The AAFP statement is spot on. Retail clinics, for all their value, are not equipped to handle chronic conditions that do need physician oversight. There’s obvious an opportunity here for the both the retail clinics and traditional service providers to profit from this by having the retail clinics appropriately refer patients to partnered doctors’ offices more capable of handling their chronic issues. In return, physician offices might recommend partnered clinics to patients needing flu shots or with stomach bugs, thereby freeing up the doctors for patients that really need physician attendance. However, until the clinics are capable of effectively directing patients to doctors for appropriate issues and until doctors can learn to work with the clinics, there will be an impasse. That impasse will hinder the clinics more than the doctors simply because the clinics are the limited service facilities. In order to bridge this gap, the clinics really need to proactively reach out to, and partner with, traditional service providers. They’ve got more to gain and a lot more to lose than the doctors.

Christopher Quirin
Christopher Quirin
12 years ago

We operate 18,000 blood pressure kiosks at retail. It has always been a social mission to keep the public/consumer informed. This is not a replacement for the doctor but an adjunct. More users reach out to the pharmacist for additional information, and that usually turns into a referral to a primary care doctor.

Tim Henderson
Tim Henderson
12 years ago

If AMA’s goal is to obliterate retail health clinics, then they’re bound to fail.

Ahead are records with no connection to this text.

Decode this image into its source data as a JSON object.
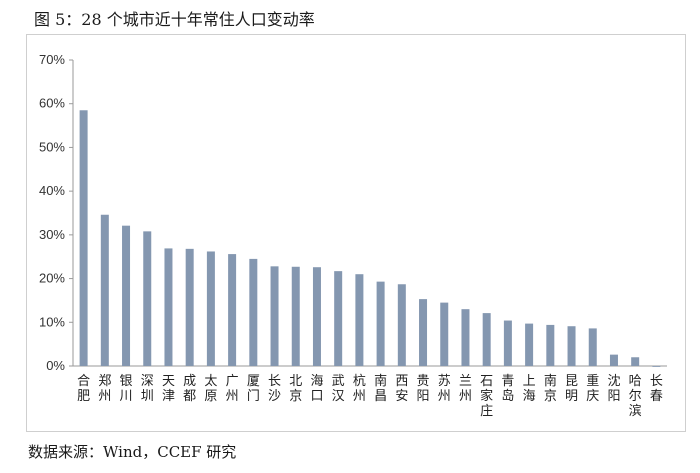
{
  "figure": {
    "title": "图 5：28 个城市近十年常住人口变动率",
    "source": "数据来源：Wind，CCEF 研究"
  },
  "colors": {
    "bar": "#8497b0",
    "axis": "#9a9a9a",
    "frame": "#cfcfcf"
  },
  "chart_data": {
    "type": "bar",
    "title": "",
    "xlabel": "",
    "ylabel": "",
    "ylim": [
      0,
      70
    ],
    "yticks": [
      "0%",
      "10%",
      "20%",
      "30%",
      "40%",
      "50%",
      "60%",
      "70%"
    ],
    "grid": false,
    "legend": "none",
    "categories": [
      "合肥",
      "郑州",
      "银川",
      "深圳",
      "天津",
      "成都",
      "太原",
      "广州",
      "厦门",
      "长沙",
      "北京",
      "海口",
      "武汉",
      "杭州",
      "南昌",
      "西安",
      "贵阳",
      "苏州",
      "兰州",
      "石家庄",
      "青岛",
      "上海",
      "南京",
      "昆明",
      "重庆",
      "沈阳",
      "哈尔滨",
      "长春"
    ],
    "values": [
      58.5,
      34.6,
      32.1,
      30.8,
      26.9,
      26.8,
      26.2,
      25.6,
      24.5,
      22.8,
      22.7,
      22.6,
      21.7,
      21.0,
      19.3,
      18.7,
      15.3,
      14.5,
      13.0,
      12.1,
      10.4,
      9.7,
      9.4,
      9.1,
      8.6,
      2.6,
      2.0,
      -0.2
    ]
  }
}
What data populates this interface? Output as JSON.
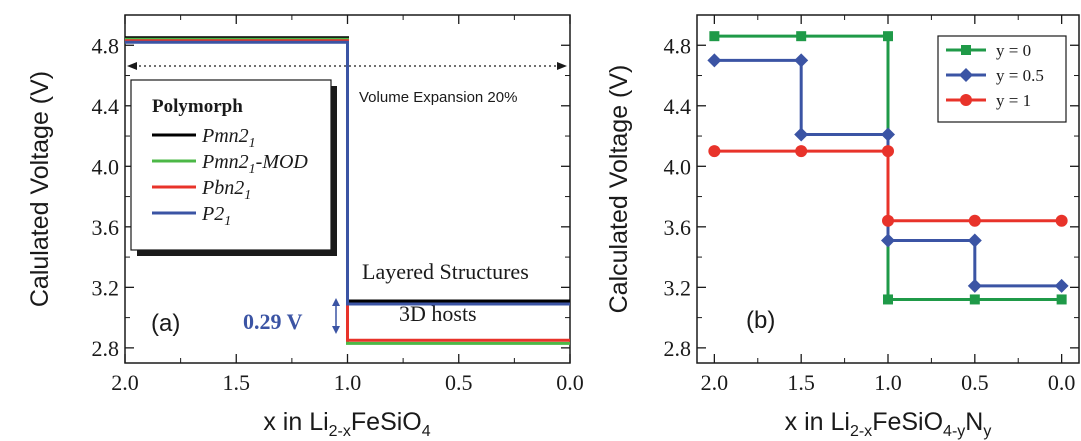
{
  "chart_data": [
    {
      "type": "line",
      "panel_label": "(a)",
      "xlabel": {
        "prefix": "x in Li",
        "sub1": "2-x",
        "mid": "FeSiO",
        "sub2": "4"
      },
      "ylabel": "Calulated Voltage (V)",
      "xlim": [
        2.0,
        0.0
      ],
      "ylim": [
        2.7,
        5.0
      ],
      "x_ticks": [
        "2.0",
        "1.5",
        "1.0",
        "0.5",
        "0.0"
      ],
      "y_ticks": [
        "2.8",
        "3.2",
        "3.6",
        "4.0",
        "4.4",
        "4.8"
      ],
      "legend": {
        "title": "Polymorph",
        "placement": "upper-left"
      },
      "series": [
        {
          "name": "Pmn2",
          "name_sub": "1",
          "name_suffix": "",
          "color": "#000000",
          "steps": [
            [
              2.0,
              4.85
            ],
            [
              1.0,
              4.85
            ],
            [
              1.0,
              3.11
            ],
            [
              0.0,
              3.11
            ]
          ]
        },
        {
          "name": "Pmn2",
          "name_sub": "1",
          "name_suffix": "-MOD",
          "color": "#4cb847",
          "steps": [
            [
              2.0,
              4.84
            ],
            [
              1.0,
              4.84
            ],
            [
              1.0,
              2.83
            ],
            [
              0.0,
              2.83
            ]
          ]
        },
        {
          "name": "Pbn2",
          "name_sub": "1",
          "name_suffix": "",
          "color": "#e8332a",
          "steps": [
            [
              2.0,
              4.83
            ],
            [
              1.0,
              4.83
            ],
            [
              1.0,
              2.85
            ],
            [
              0.0,
              2.85
            ]
          ]
        },
        {
          "name": "P2",
          "name_sub": "1",
          "name_suffix": "",
          "color": "#3b54a4",
          "steps": [
            [
              2.0,
              4.82
            ],
            [
              1.0,
              4.82
            ],
            [
              1.0,
              3.09
            ],
            [
              0.0,
              3.09
            ]
          ]
        }
      ],
      "annotations": {
        "volume_expansion": "Volume Expansion 20%",
        "layered": "Layered Structures",
        "hosts": "3D hosts",
        "gap": "0.29 V",
        "gap_color": "#3b54a4"
      }
    },
    {
      "type": "line",
      "panel_label": "(b)",
      "xlabel": {
        "prefix": "x in Li",
        "sub1": "2-x",
        "mid": "FeSiO",
        "sub2": "4-y",
        "suffix": "N",
        "sub3": "y"
      },
      "ylabel": "Calculated Voltage (V)",
      "xlim": [
        2.1,
        -0.1
      ],
      "ylim": [
        2.7,
        5.0
      ],
      "x_ticks": [
        "2.0",
        "1.5",
        "1.0",
        "0.5",
        "0.0"
      ],
      "y_ticks": [
        "2.8",
        "3.2",
        "3.6",
        "4.0",
        "4.4",
        "4.8"
      ],
      "legend": {
        "placement": "upper-right"
      },
      "series": [
        {
          "name": "y = 0",
          "color": "#1f9a48",
          "marker": "square",
          "points": [
            [
              2.0,
              4.86
            ],
            [
              1.5,
              4.86
            ],
            [
              1.0,
              4.86
            ],
            [
              1.0,
              3.12
            ],
            [
              0.5,
              3.12
            ],
            [
              0.0,
              3.12
            ]
          ]
        },
        {
          "name": "y = 0.5",
          "color": "#3b54a4",
          "marker": "diamond",
          "points": [
            [
              2.0,
              4.7
            ],
            [
              1.5,
              4.7
            ],
            [
              1.5,
              4.21
            ],
            [
              1.0,
              4.21
            ],
            [
              1.0,
              3.51
            ],
            [
              0.5,
              3.51
            ],
            [
              0.5,
              3.21
            ],
            [
              0.0,
              3.21
            ]
          ]
        },
        {
          "name": "y = 1",
          "color": "#e8332a",
          "marker": "circle",
          "points": [
            [
              2.0,
              4.1
            ],
            [
              1.5,
              4.1
            ],
            [
              1.0,
              4.1
            ],
            [
              1.0,
              3.64
            ],
            [
              0.5,
              3.64
            ],
            [
              0.0,
              3.64
            ]
          ]
        }
      ]
    }
  ]
}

Two key forces ensure that health clinics will continue to be viable choices: (1) lack of consumer access to quality, affordable healthcare, and (2) key demographic and lifestyle changes, e.g., consumers taking greater control of their healthcare, and consumers who are more knowledgeable about healthcare and healthcare options. It’s the latter demographic and lifestyle shifts that I believe AMA fails to account for, i.e., this isn’t merely a question of whether retailers should have health clinics. It’s an issue that cuts to the heart of how consumers feel about the U.S. healthcare industry and how they want to access healthcare.

AMA could play a key role, were they to act less to impede access to health clinics and instead act to ensure the clinics maintain standards of quality so consumers can access the clinics – as well as traditional healthcare facilities – with confidence. And even if AMA chooses to maintain their wrongheaded stance, that may actually motivate clinic providers to ensure their operations are above reproach, i.e., giving AMA no room to say the clinics are sub par.

All industries must evolve. Retail health clinics are now part of the healthcare and retail industries, and they’re here to stay. AMA should take an oath to do more good than harm and help its own industry evolve in a positive direction.